You can keep the yellow line fixed, and turn the cube about it. In this case the red line going out to the right the white line will come in pointing downwards.
You will be obliged to elevate the cube from the table in order to carry out this turning. It is always necessary when a vertical axis goes out of a space to imagine a movable support which will allow the line which ran out before to come in below.
Having looked at the three ways of turning the cube so as to present different faces to the plane, examine what would be the appearance if a square hole were cut in the piece of cardboard, and the cube were to pass through it. A hole can be actually cut, and it will be seen that in the normal position, with red axis running up, yellow away, and white to the right, the square first perceived by the plane being—the one contained by red and yellow lines—would be replaced by another square of which the line towards you is pink—the section line of the pink face. The line above is light yellow, below is light yellow and on the opposite side away from you is pink.
In the same way the cube can be pushed through a square opening in the plane from any of the positions which you have already turned it into. In each case the plane being will perceive a different set of contour lines.
Having observed these facts about the catalogue cube, turn now to the first block of twenty-seven cubes.
You notice that the colour scheme on the catalogue cube and that of this set of blocks is the same.
Place them before you, a grey or null cube on the table, above it a red cube, and on the top a null cube again. Then away from you place a yellow cube, and beyond it a null cube. Then to the right place a white cube and beyond it another null. Then complete the block, according to the scheme of the catalogue cube, putting in the centre of all an ochre cube.

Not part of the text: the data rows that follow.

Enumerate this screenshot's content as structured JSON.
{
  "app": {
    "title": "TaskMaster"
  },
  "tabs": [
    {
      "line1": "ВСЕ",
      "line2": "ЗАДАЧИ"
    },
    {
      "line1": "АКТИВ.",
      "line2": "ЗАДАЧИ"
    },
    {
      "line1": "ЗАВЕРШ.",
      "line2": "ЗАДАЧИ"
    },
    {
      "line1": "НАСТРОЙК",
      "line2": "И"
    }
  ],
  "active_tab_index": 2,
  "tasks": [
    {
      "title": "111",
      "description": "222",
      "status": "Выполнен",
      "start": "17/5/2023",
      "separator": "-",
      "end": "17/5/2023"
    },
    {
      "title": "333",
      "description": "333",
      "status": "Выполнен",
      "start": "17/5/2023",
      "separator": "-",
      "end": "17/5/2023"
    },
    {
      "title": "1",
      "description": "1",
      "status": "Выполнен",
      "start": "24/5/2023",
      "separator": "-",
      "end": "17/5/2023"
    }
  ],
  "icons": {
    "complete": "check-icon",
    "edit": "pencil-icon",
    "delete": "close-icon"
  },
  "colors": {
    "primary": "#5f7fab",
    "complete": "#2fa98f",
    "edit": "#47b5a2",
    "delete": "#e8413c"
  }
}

You have now a cube like that which is described in the text. For the sake of simplicity, in some cases, this cubic block can be reduced to one of eight cubes, by leaving out the terminations in each direction. Thus, instead of null, red, null, three cubes, you can take null, red, two cubes, and so on.
It is useful, however, to practise the representation in a plane of a block of twenty-seven cubes. For this purpose take the slabs, and build them up against the piece of cardboard, or the book in such a way as to represent the different aspects of the cube.